Chronic obstructive pulmonary disease (COPD) is a devastating lung disease characterized by incomplete and reversible airflow limitation, which usually develops progressively and is associated with an abnormal inflammatory response of the lungs to harmful particles or gases. COPD is a chronic inflammatory airway disease that can be prevented and treated, and although COPD is a disease of the airways, its systemic effects on the whole body cannot be ignored. .
I. Main symptoms.
l. Chronic cough can be lifelong with the development of the disease, often with a pronounced cough in the morning and a paroxysmal cough or sputum discharge at night.
2. Coughing sputum is usually white mucus or plasma foamy sputum, occasionally with blood, more sputum in the early morning, more sputum during acute attacks, and purulent sputum.
3.Shortness of breath or dyspnea appears in the early stage when exerting oneself, and then gradually worsens, so that shortness of breath is felt even during daily activities and even at rest, which is the signature symptom of COPD.
4, wheezing and chest tightness some patients, especially severe patients or acute exacerbation with wheezing.
5, other advanced patients have weight loss, loss of appetite, etc.
Early signs may not be abnormal, but the following signs may appear as the disease progresses.
Visual and tactile examination of the anterior and posterior diameter of the thorax increases, and the lower angle of the sternum under the saber is widened (barrel-shaped chest), and some patients have shallow breathing, increased frequency, and in severe cases, lip-shrinking breathing, etc.; tactile fibrillation is weakened.
2.Percussion lung hyperclear sounds, narrowing of the cardiac turbid boundary, and decreasing of the lower lung and liver turbid boundaries.
3, auscultation of the two lung breath sounds are weakened, prolonged expiration, some patients can be heard dry stern (or) wet woven grass
[The diagnosis of COPD is based on the history of smoking and other high-risk factors, clinical symptoms, physical signs and pulmonary function tests, etc.

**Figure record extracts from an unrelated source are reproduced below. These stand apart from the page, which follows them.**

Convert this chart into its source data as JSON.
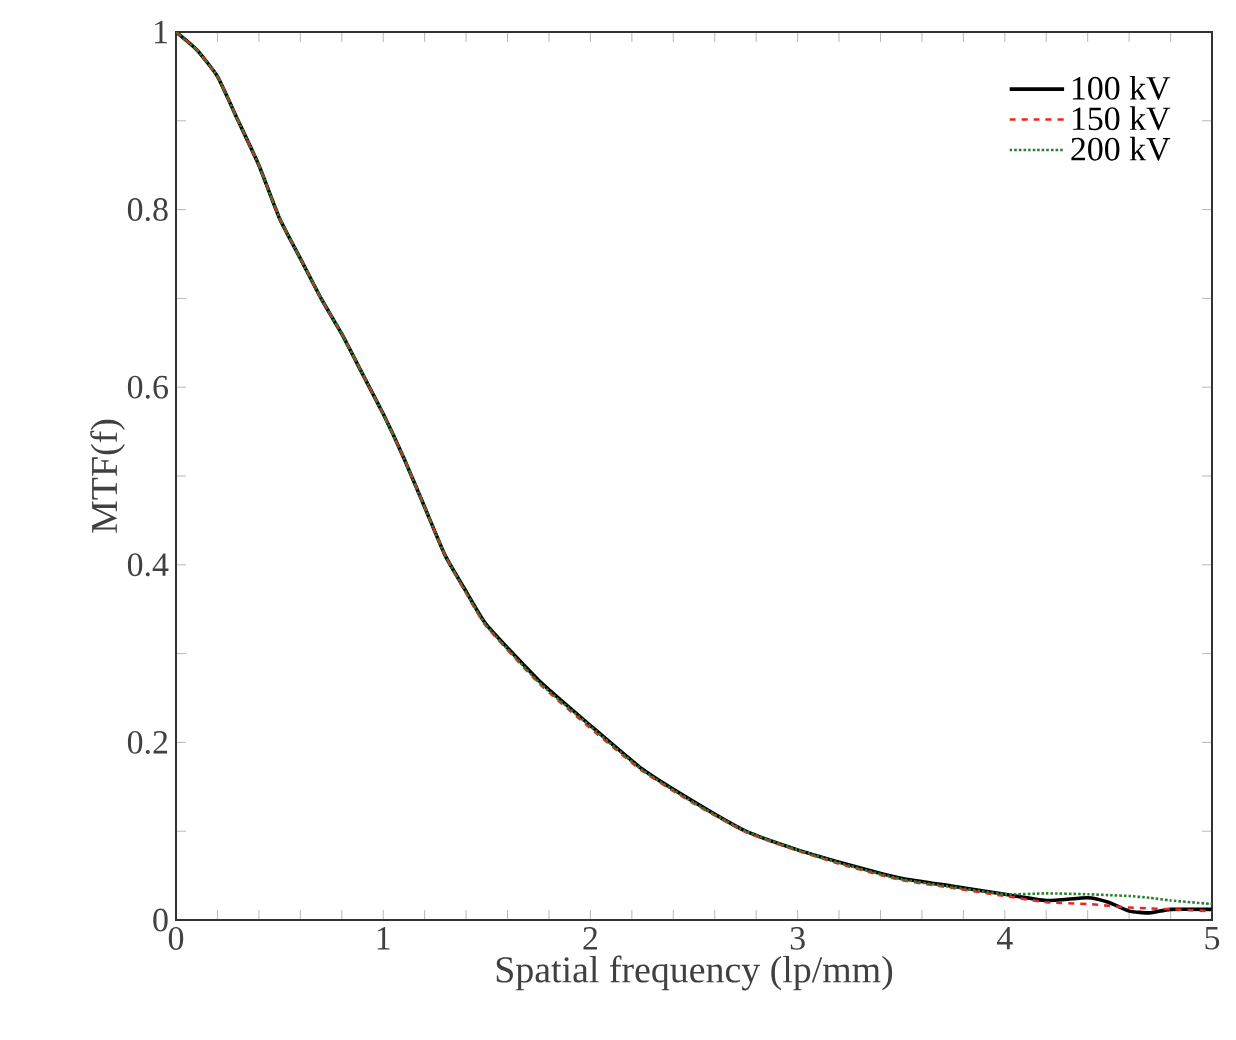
{
  "chart_data": {
    "type": "line",
    "xlabel": "Spatial frequency (lp/mm)",
    "ylabel": "MTF(f)",
    "xlim": [
      0,
      5
    ],
    "ylim": [
      0,
      1
    ],
    "xticks": [
      0,
      {
        "value": 0.2,
        "label": null
      },
      {
        "value": 0.4,
        "label": null
      },
      {
        "value": 0.6,
        "label": null
      },
      {
        "value": 0.8,
        "label": null
      },
      1,
      {
        "value": 1.2,
        "label": null
      },
      {
        "value": 1.4,
        "label": null
      },
      {
        "value": 1.6,
        "label": null
      },
      {
        "value": 1.8,
        "label": null
      },
      2,
      {
        "value": 2.2,
        "label": null
      },
      {
        "value": 2.4,
        "label": null
      },
      {
        "value": 2.6,
        "label": null
      },
      {
        "value": 2.8,
        "label": null
      },
      3,
      {
        "value": 3.2,
        "label": null
      },
      {
        "value": 3.4,
        "label": null
      },
      {
        "value": 3.6,
        "label": null
      },
      {
        "value": 3.8,
        "label": null
      },
      4,
      {
        "value": 4.2,
        "label": null
      },
      {
        "value": 4.4,
        "label": null
      },
      {
        "value": 4.6,
        "label": null
      },
      {
        "value": 4.8,
        "label": null
      },
      5
    ],
    "yticks": [
      0,
      {
        "value": 0.1,
        "label": null
      },
      0.2,
      {
        "value": 0.3,
        "label": null
      },
      0.4,
      {
        "value": 0.5,
        "label": null
      },
      0.6,
      {
        "value": 0.7,
        "label": null
      },
      0.8,
      {
        "value": 0.9,
        "label": null
      },
      1
    ],
    "x": [
      0,
      0.1,
      0.2,
      0.3,
      0.4,
      0.5,
      0.6,
      0.7,
      0.8,
      0.9,
      1.0,
      1.1,
      1.2,
      1.3,
      1.4,
      1.5,
      1.75,
      2.0,
      2.25,
      2.5,
      2.75,
      3.0,
      3.25,
      3.5,
      3.75,
      4.0,
      4.2,
      4.4,
      4.5,
      4.6,
      4.7,
      4.8,
      5.0
    ],
    "series": [
      {
        "name": "100 kV",
        "color": "#000000",
        "line_style": "solid",
        "values": [
          1,
          0.98,
          0.95,
          0.9,
          0.85,
          0.79,
          0.745,
          0.7,
          0.66,
          0.615,
          0.57,
          0.52,
          0.465,
          0.41,
          0.37,
          0.332,
          0.27,
          0.219,
          0.17,
          0.133,
          0.1,
          0.079,
          0.062,
          0.047,
          0.038,
          0.029,
          0.022,
          0.025,
          0.02,
          0.01,
          0.008,
          0.012,
          0.012
        ]
      },
      {
        "name": "150 kV",
        "color": "#e8281e",
        "line_style": "dashed",
        "values": [
          1,
          0.98,
          0.95,
          0.9,
          0.85,
          0.79,
          0.745,
          0.7,
          0.66,
          0.615,
          0.57,
          0.52,
          0.465,
          0.41,
          0.368,
          0.33,
          0.267,
          0.216,
          0.168,
          0.131,
          0.099,
          0.078,
          0.06,
          0.045,
          0.036,
          0.027,
          0.02,
          0.018,
          0.016,
          0.014,
          0.013,
          0.012,
          0.01
        ]
      },
      {
        "name": "200 kV",
        "color": "#2e7d32",
        "line_style": "dotted",
        "values": [
          1,
          0.98,
          0.95,
          0.9,
          0.85,
          0.79,
          0.745,
          0.7,
          0.66,
          0.615,
          0.57,
          0.52,
          0.465,
          0.41,
          0.369,
          0.331,
          0.268,
          0.218,
          0.169,
          0.132,
          0.1,
          0.079,
          0.061,
          0.046,
          0.037,
          0.029,
          0.03,
          0.029,
          0.028,
          0.027,
          0.025,
          0.022,
          0.018
        ]
      }
    ],
    "legend": "top right",
    "grid": false
  }
}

Incomplete reversible airflow limitation is a necessary condition for the diagnosis of COPD. In a few patients without cough and sputum, COPD can be diagnosed only if FEV1/FVC is <70% and FEV1 is ≥80% of the expected value on pulmonary function tests, excluding other diseases.

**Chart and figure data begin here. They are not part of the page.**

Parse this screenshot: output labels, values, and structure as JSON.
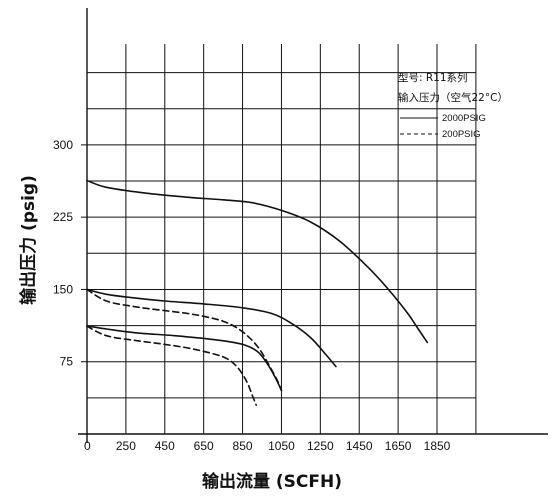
{
  "chart_data": {
    "type": "line",
    "xlabel": "输出流量 (SCFH)",
    "ylabel": "输出压力 (psig)",
    "x_ticks": [
      "0",
      "250",
      "450",
      "650",
      "850",
      "1050",
      "1250",
      "1450",
      "1650",
      "1850"
    ],
    "y_ticks": [
      "75",
      "150",
      "225",
      "300"
    ],
    "xlim": [
      0,
      2200
    ],
    "ylim": [
      0,
      405
    ],
    "grid": true,
    "legend": {
      "placement": "top-right",
      "title_line1": "型号: R11系列",
      "title_line2": "输入压力（空气22°C）",
      "entries": [
        {
          "label": "2000PSIG",
          "style": "solid"
        },
        {
          "label": "200PSIG",
          "style": "dashed"
        }
      ]
    },
    "series": [
      {
        "inlet": "2000PSIG",
        "style": "solid",
        "points": [
          [
            0,
            263
          ],
          [
            100,
            256
          ],
          [
            300,
            250
          ],
          [
            500,
            246
          ],
          [
            700,
            243
          ],
          [
            850,
            240
          ],
          [
            1000,
            232
          ],
          [
            1150,
            220
          ],
          [
            1300,
            200
          ],
          [
            1450,
            172
          ],
          [
            1550,
            150
          ],
          [
            1650,
            125
          ],
          [
            1700,
            110
          ],
          [
            1750,
            95
          ]
        ]
      },
      {
        "inlet": "2000PSIG",
        "style": "solid",
        "points": [
          [
            0,
            150
          ],
          [
            100,
            145
          ],
          [
            250,
            141
          ],
          [
            400,
            138
          ],
          [
            600,
            135
          ],
          [
            800,
            131
          ],
          [
            950,
            125
          ],
          [
            1050,
            115
          ],
          [
            1150,
            100
          ],
          [
            1230,
            82
          ],
          [
            1280,
            70
          ]
        ]
      },
      {
        "inlet": "2000PSIG",
        "style": "solid",
        "points": [
          [
            0,
            112
          ],
          [
            100,
            109
          ],
          [
            250,
            105
          ],
          [
            450,
            102
          ],
          [
            650,
            98
          ],
          [
            800,
            93
          ],
          [
            880,
            85
          ],
          [
            930,
            72
          ],
          [
            970,
            58
          ],
          [
            1000,
            45
          ]
        ]
      },
      {
        "inlet": "200PSIG",
        "style": "dashed",
        "points": [
          [
            0,
            150
          ],
          [
            100,
            138
          ],
          [
            250,
            132
          ],
          [
            400,
            128
          ],
          [
            550,
            124
          ],
          [
            700,
            117
          ],
          [
            800,
            106
          ],
          [
            880,
            90
          ],
          [
            940,
            70
          ],
          [
            980,
            55
          ],
          [
            1000,
            45
          ]
        ]
      },
      {
        "inlet": "200PSIG",
        "style": "dashed",
        "points": [
          [
            0,
            112
          ],
          [
            100,
            102
          ],
          [
            250,
            97
          ],
          [
            400,
            93
          ],
          [
            550,
            88
          ],
          [
            700,
            80
          ],
          [
            770,
            70
          ],
          [
            820,
            55
          ],
          [
            850,
            40
          ],
          [
            870,
            30
          ]
        ]
      }
    ]
  }
}
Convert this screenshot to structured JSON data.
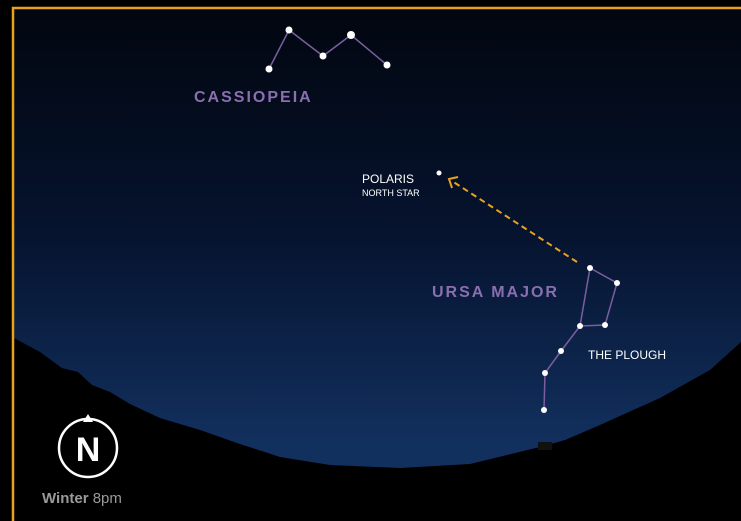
{
  "constellations": [
    {
      "label": "CASSIOPEIA"
    },
    {
      "label": "URSA MAJOR",
      "asterism": "THE PLOUGH"
    }
  ],
  "star": {
    "name": "POLARIS",
    "subtitle": "NORTH STAR"
  },
  "compass": "N",
  "season": "Winter",
  "time": "8pm"
}
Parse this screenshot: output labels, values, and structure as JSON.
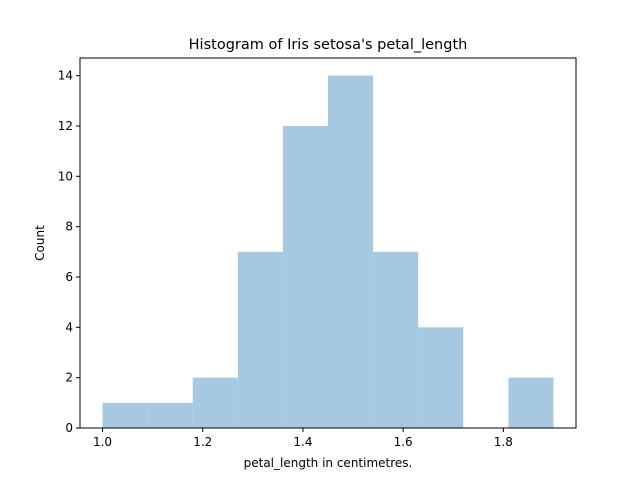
{
  "chart_data": {
    "type": "bar",
    "title": "Histogram of Iris setosa's petal_length",
    "xlabel": "petal_length in centimetres.",
    "ylabel": "Count",
    "bin_edges": [
      1.0,
      1.09,
      1.18,
      1.27,
      1.36,
      1.45,
      1.54,
      1.63,
      1.72,
      1.81,
      1.9
    ],
    "values": [
      1,
      1,
      2,
      7,
      12,
      14,
      7,
      4,
      0,
      2
    ],
    "xlim": [
      0.955,
      1.945
    ],
    "ylim": [
      0,
      14.7
    ],
    "xticks": [
      1.0,
      1.2,
      1.4,
      1.6,
      1.8
    ],
    "xtick_labels": [
      "1.0",
      "1.2",
      "1.4",
      "1.6",
      "1.8"
    ],
    "yticks": [
      0,
      2,
      4,
      6,
      8,
      10,
      12,
      14
    ],
    "ytick_labels": [
      "0",
      "2",
      "4",
      "6",
      "8",
      "10",
      "12",
      "14"
    ],
    "bar_color": "#a6c8e0",
    "grid": false,
    "legend": "none"
  }
}
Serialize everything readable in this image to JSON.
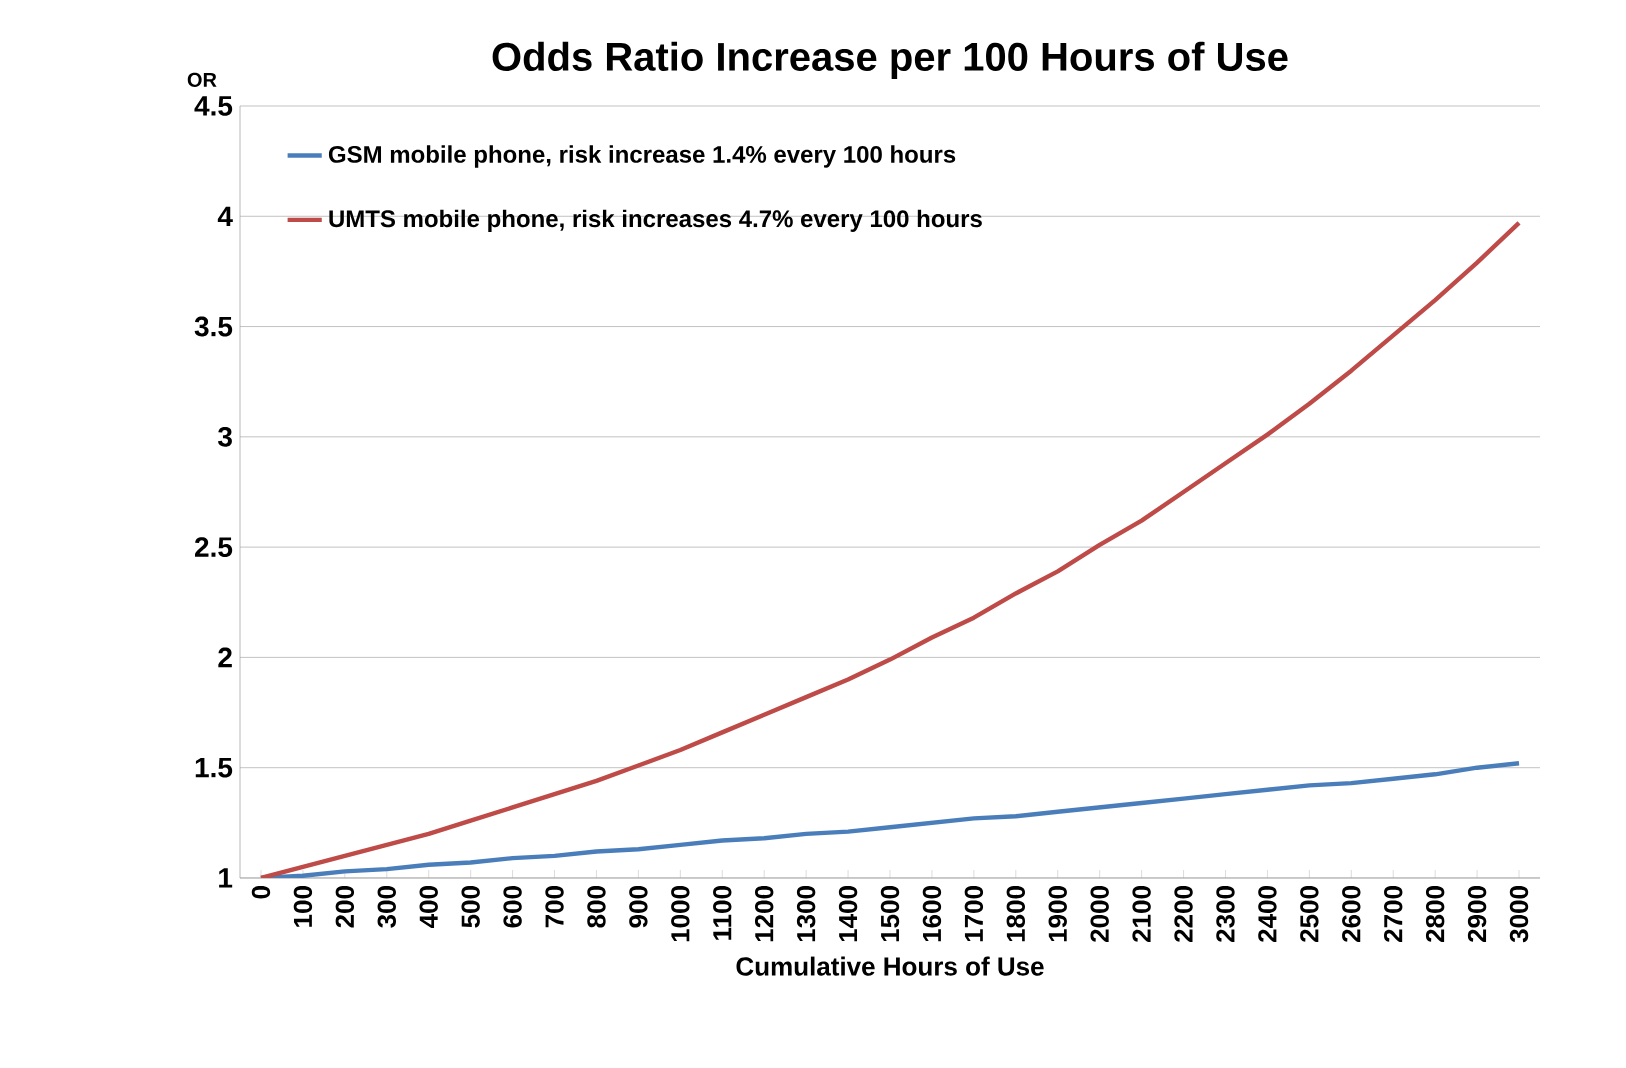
{
  "chart_data": {
    "type": "line",
    "title": "Odds Ratio Increase per 100 Hours of Use",
    "xlabel": "Cumulative Hours of Use",
    "ylabel": "OR",
    "categories": [
      "0",
      "100",
      "200",
      "300",
      "400",
      "500",
      "600",
      "700",
      "800",
      "900",
      "1000",
      "1100",
      "1200",
      "1300",
      "1400",
      "1500",
      "1600",
      "1700",
      "1800",
      "1900",
      "2000",
      "2100",
      "2200",
      "2300",
      "2400",
      "2500",
      "2600",
      "2700",
      "2800",
      "2900",
      "3000"
    ],
    "series": [
      {
        "name": "GSM mobile phone, risk increase 1.4% every 100 hours",
        "color": "#4a7ebb",
        "values": [
          1,
          1.01,
          1.03,
          1.04,
          1.06,
          1.07,
          1.09,
          1.1,
          1.12,
          1.13,
          1.15,
          1.17,
          1.18,
          1.2,
          1.21,
          1.23,
          1.25,
          1.27,
          1.28,
          1.3,
          1.32,
          1.34,
          1.36,
          1.38,
          1.4,
          1.42,
          1.43,
          1.45,
          1.47,
          1.5,
          1.52
        ]
      },
      {
        "name": "UMTS mobile phone, risk increases 4.7% every 100 hours",
        "color": "#be4b48",
        "values": [
          1,
          1.05,
          1.1,
          1.15,
          1.2,
          1.26,
          1.32,
          1.38,
          1.44,
          1.51,
          1.58,
          1.66,
          1.74,
          1.82,
          1.9,
          1.99,
          2.09,
          2.18,
          2.29,
          2.39,
          2.51,
          2.62,
          2.75,
          2.88,
          3.01,
          3.15,
          3.3,
          3.46,
          3.62,
          3.79,
          3.97
        ]
      }
    ],
    "ylim": [
      1,
      4.5
    ],
    "yticks": [
      1,
      1.5,
      2,
      2.5,
      3,
      3.5,
      4,
      4.5
    ],
    "grid": "y",
    "legend": "top left",
    "marker": "none",
    "line_style": "solid"
  }
}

The severity of COPD can be graded based on FEV1/FVC, FEV1 % expected and symptoms.
How can a patient tell if he or she may have COPD?
The onset of COPD is often uncomfortable and many patients do not seek medical attention until their dyspnea is severe, by which time it has progressed to moderate or higher.
The following patient self-assessment questions can help with early detection.
1. How many times a day do you often cough?
2. Do you often have phlegm?
3. Do you feel shortness of breath more easily than people of your age?
4.Are you older than 40 years old?
5. Do you smoke now, or have you ever smoked?
If you answer “yes” to more than three questions, you should consult your doctor and have a pulmonary function test, which is an important tool for COPD diagnosis and helps to diagnose COPD early and get early treatment.
COPD is closely related to chronic bronchitis and emphysema. Chronic bronchitis refers to chronic, non-specific inflammation of the bronchial walls, and can be diagnosed as chronic bronchitis if the patient coughs and sputters for 3 months or more each year for 2 years or more, with the exception of other known causes of chronic cough. When COPD is diagnosed in patients with chronic bronchitis or (and) emphysema who have airflow limitation on pulmonary function tests and are not fully reversible, COPD is diagnosed if the patient has only chronic bronchitis or (and) emphysema without airflow limitation. It cannot be diagnosed as COPD, but is considered as a high-risk stage of COPD. Bronchial asthma also has airflow limitation, but bronchial asthma is a special airway inflammatory disease with reversible airflow limitation, and it is not COPD.